Puis nous avons poursuivi avec le forfait 5 séances pour l’éducation. Emilie est très pédagogue, à l’écoute, elle explique le sens des exercices et s’adapte autant au chien qu’à l’humain. Les récapitulatifs avec vidéos sont précieux pour continuer à progresser entre les séances.
Un immense merci pour cet accompagnement essentiel pour bien débuter la cohabitation avec cette petite boule de poils. Amayas vous envoie des câlins (et promet de rester première de la classe !). »
Ce genre de retour me conforte dans l’idée que prendre le temps en amont change profondément la suite de l’histoire. Parce qu’une adoption réussie, ce n’est pas un hasard, c’est un projet construit.
À qui s’adresse l’accompagnement pré-adoption ?
L’accompagnement pré-adoption ne s’adresse pas uniquement aux personnes qui adoptent un chien pour la première fois. Il est aussi adapté à ceux qui veulent faire les choses « dans le bon ordre », sans se laisser uniquement guider par l’émotion.
Aux familles avec ou sans enfants, aux adoptants en refuge comme chez un éleveur. Et aussi — peut-être surtout — à celles et ceux qui ont déjà eu un chien.

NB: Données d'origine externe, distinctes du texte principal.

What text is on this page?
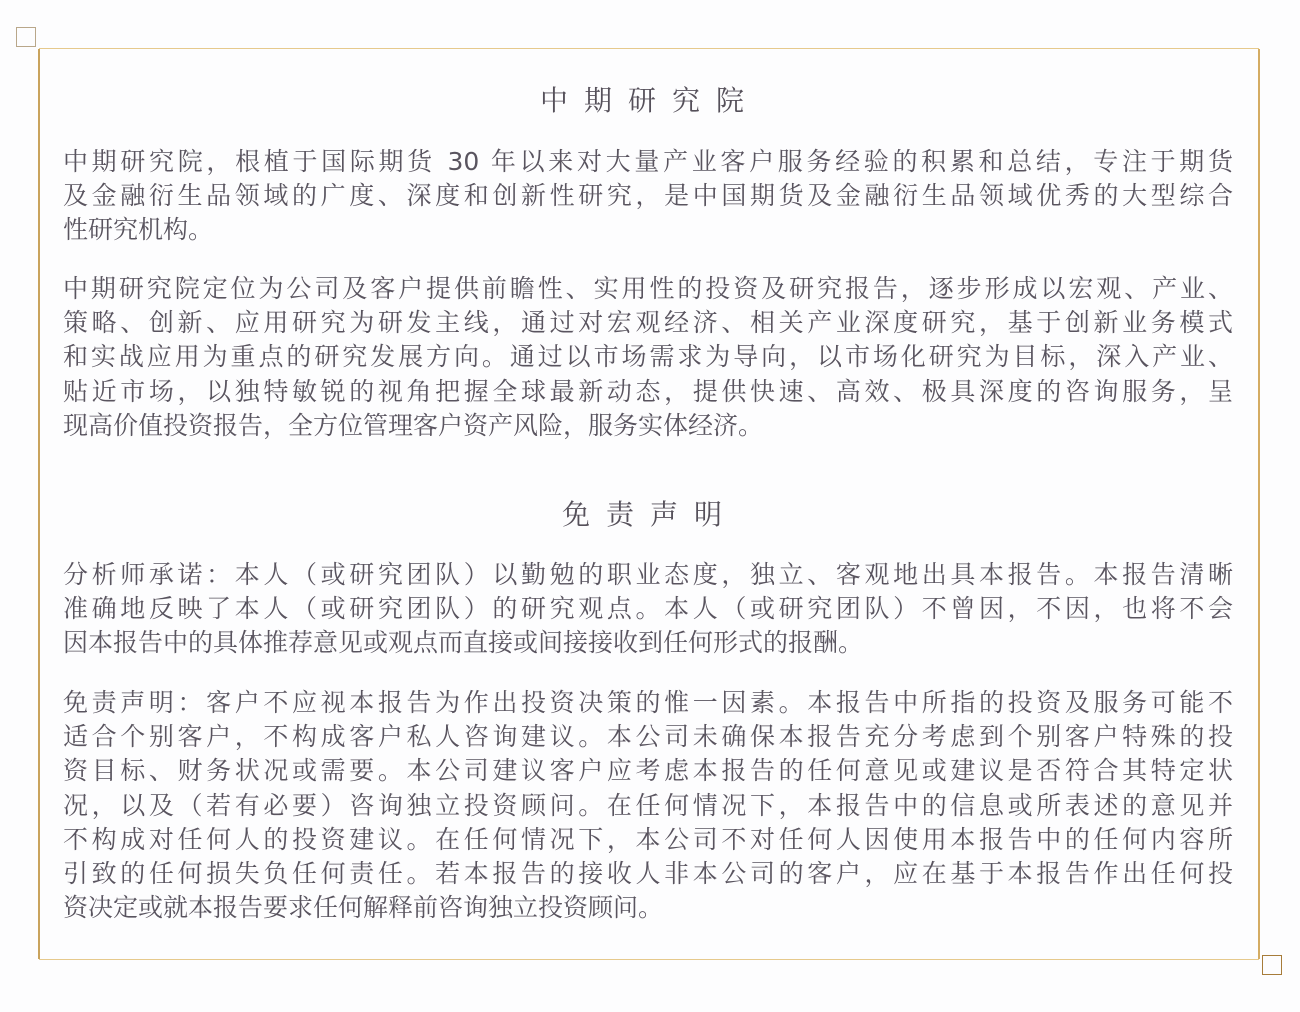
中期研究院
中期研究院，根植于国际期货 30 年以来对大量产业客户服务经验的积累和总结，专注于期货
及金融衍生品领域的广度、深度和创新性研究，是中国期货及金融衍生品领域优秀的大型综合
性研究机构。
中期研究院定位为公司及客户提供前瞻性、实用性的投资及研究报告，逐步形成以宏观、产业、
策略、创新、应用研究为研发主线，通过对宏观经济、相关产业深度研究，基于创新业务模式
和实战应用为重点的研究发展方向。通过以市场需求为导向，以市场化研究为目标，深入产业、
贴近市场，以独特敏锐的视角把握全球最新动态，提供快速、高效、极具深度的咨询服务，呈
现高价值投资报告，全方位管理客户资产风险，服务实体经济。
免责声明
分析师承诺：本人（或研究团队）以勤勉的职业态度，独立、客观地出具本报告。本报告清晰
准确地反映了本人（或研究团队）的研究观点。本人（或研究团队）不曾因，不因，也将不会
因本报告中的具体推荐意见或观点而直接或间接接收到任何形式的报酬。
免责声明：客户不应视本报告为作出投资决策的惟一因素。本报告中所指的投资及服务可能不
适合个别客户，不构成客户私人咨询建议。本公司未确保本报告充分考虑到个别客户特殊的投
资目标、财务状况或需要。本公司建议客户应考虑本报告的任何意见或建议是否符合其特定状
况，以及（若有必要）咨询独立投资顾问。在任何情况下，本报告中的信息或所表述的意见并
不构成对任何人的投资建议。在任何情况下，本公司不对任何人因使用本报告中的任何内容所
引致的任何损失负任何责任。若本报告的接收人非本公司的客户，应在基于本报告作出任何投
资决定或就本报告要求任何解释前咨询独立投资顾问。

Parce que chaque projet est différent, chaque période de vie a ses propres contraintes. Et avoir déjà partagé sa vie avec un chien ne garantit pas que le prochain choix sera forcément adapté à la réalité actuelle. Se faire accompagner, ce n’est pas reconnaître une incompétence. C’est choisir d’avoir un regard extérieur et lucide sur sa propre situation.
Comment se déroule un accompagnement pré-adoption ?

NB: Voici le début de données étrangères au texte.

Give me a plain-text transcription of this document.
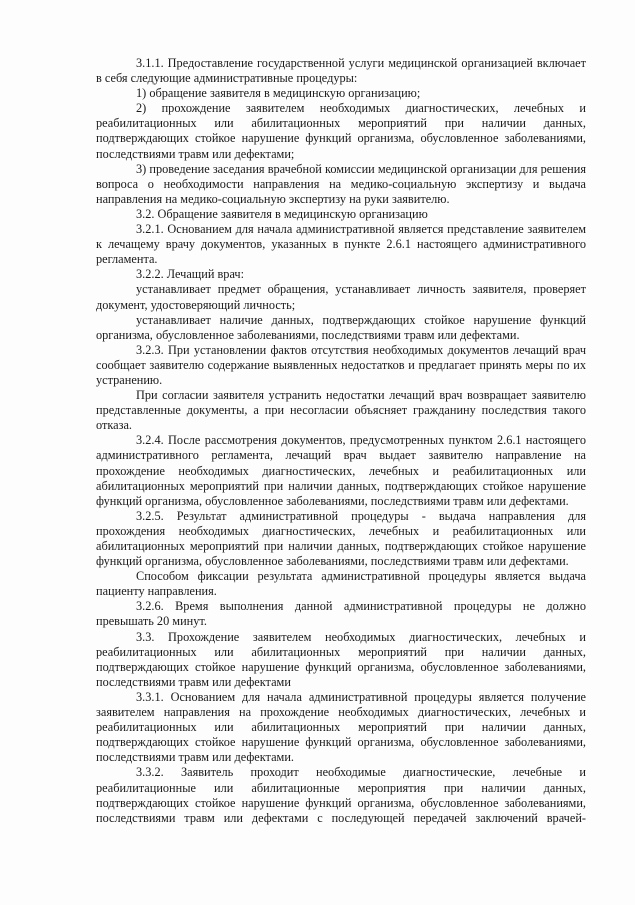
3.1.1. Предоставление государственной услуги медицинской организацией включает в себя следующие административные процедуры:

1) обращение заявителя в медицинскую организацию;

2) прохождение заявителем необходимых диагностических, лечебных и реабилитационных или абилитационных мероприятий при наличии данных, подтверждающих стойкое нарушение функций организма, обусловленное заболеваниями, последствиями травм или дефектами;

3) проведение заседания врачебной комиссии медицинской организации для решения вопроса о необходимости направления на медико-социальную экспертизу и выдача направления на медико-социальную экспертизу на руки заявителю.

3.2. Обращение заявителя в медицинскую организацию

3.2.1. Основанием для начала административной является представление заявителем к лечащему врачу документов, указанных в пункте 2.6.1 настоящего административного регламента.

3.2.2. Лечащий врач:

устанавливает предмет обращения, устанавливает личность заявителя, проверяет документ, удостоверяющий личность;

устанавливает наличие данных, подтверждающих стойкое нарушение функций организма, обусловленное заболеваниями, последствиями травм или дефектами.

3.2.3. При установлении фактов отсутствия необходимых документов лечащий врач сообщает заявителю содержание выявленных недостатков и предлагает принять меры по их устранению.

При согласии заявителя устранить недостатки лечащий врач возвращает заявителю представленные документы, а при несогласии объясняет гражданину последствия такого отказа.

3.2.4. После рассмотрения документов, предусмотренных пунктом 2.6.1 настоящего административного регламента, лечащий врач выдает заявителю направление на прохождение необходимых диагностических, лечебных и реабилитационных или абилитационных мероприятий при наличии данных, подтверждающих стойкое нарушение функций организма, обусловленное заболеваниями, последствиями травм или дефектами.

3.2.5. Результат административной процедуры - выдача направления для прохождения необходимых диагностических, лечебных и реабилитационных или абилитационных мероприятий при наличии данных, подтверждающих стойкое нарушение функций организма, обусловленное заболеваниями, последствиями травм или дефектами.

Способом фиксации результата административной процедуры является выдача пациенту направления.

3.2.6. Время выполнения данной административной процедуры не должно превышать 20 минут.

3.3. Прохождение заявителем необходимых диагностических, лечебных и реабилитационных или абилитационных мероприятий при наличии данных, подтверждающих стойкое нарушение функций организма, обусловленное заболеваниями, последствиями травм или дефектами

3.3.1. Основанием для начала административной процедуры является получение заявителем направления на прохождение необходимых диагностических, лечебных и реабилитационных или абилитационных мероприятий при наличии данных, подтверждающих стойкое нарушение функций организма, обусловленное заболеваниями, последствиями травм или дефектами.

3.3.2. Заявитель проходит необходимые диагностические, лечебные и реабилитационные или абилитационные мероприятия при наличии данных, подтверждающих стойкое нарушение функций организма, обусловленное заболеваниями, последствиями травм или дефектами с последующей передачей заключений врачей-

Concrètement, l’accompagnement pré-adoption est un temps d’échange approfondi.
Nous parlons de votre quotidien, de votre rythme de vie, de vos envies, de vos limites aussi. Je vous pose des questions parfois très concrètes, parfois plus inconfortables — mais toujours bienveillantes.
Nous explorons ensemble les différents scénarios possibles : chiot ou adulte, refuge ou élevage, type de tempérament, niveau d’énergie, sensibilité.
Je vous partage mon expérience, mes observations de terrain, les points de vigilance à anticiper. Vous repartez avec une vision plus claire, plus réaliste, plus alignée.
L’objectif n’est pas de vous pousser à adopter, mais de vous aider à décider en conscience.
Bien adopter, c’est déjà prendre soin
Adopter un chien, ce n’est pas seulement craquer pour une bouille adorable. C’est choisir un compagnon pour de nombreuses années. C’est accepter de s’adapter autant qu’il devra le faire. C’est construire une relation durable.
L’adoption commence bien avant le jour J. Elle commence dans cette réflexion sur qui vous êtes vraiment, comment vous vivez au quotidien, ce que vous êtes prêt à accueillir et ce qui pourrait devenir un poids. Elle commence quand vous acceptez de regarder au-delà de l’image idéalisée pour construire un projet ancré dans votre réalité.
Parce qu’un chiot bien choisi, c’est un chiot qui pourra s’épanouir à vos côtés. C’est moins de désillusion, moins de tensions, plus de complicité. C’est une relation qui se construit sur des bases solides plutôt que sur l’espoir que « ça ira ».
Si vous envisagez d’adopter un chien et que vous souhaitez être accompagné dans cette réflexion, n’hésitez pas à me contacter. Je propose des accompagnements pré-adoption pour construire ensemble un projet cohérent et serein.
Une fois le chiot arrivé, un accompagnement dès les premières semaines permet de poser un cadre rassurant et d’éviter bien des difficultés. J’en parle plus en détail dans cet article dédié à l’accompagnement du chiot.
Et parfois, le plus beau cadeau à faire à un chien… c’est simplement de prendre le temps avant de l’adopter.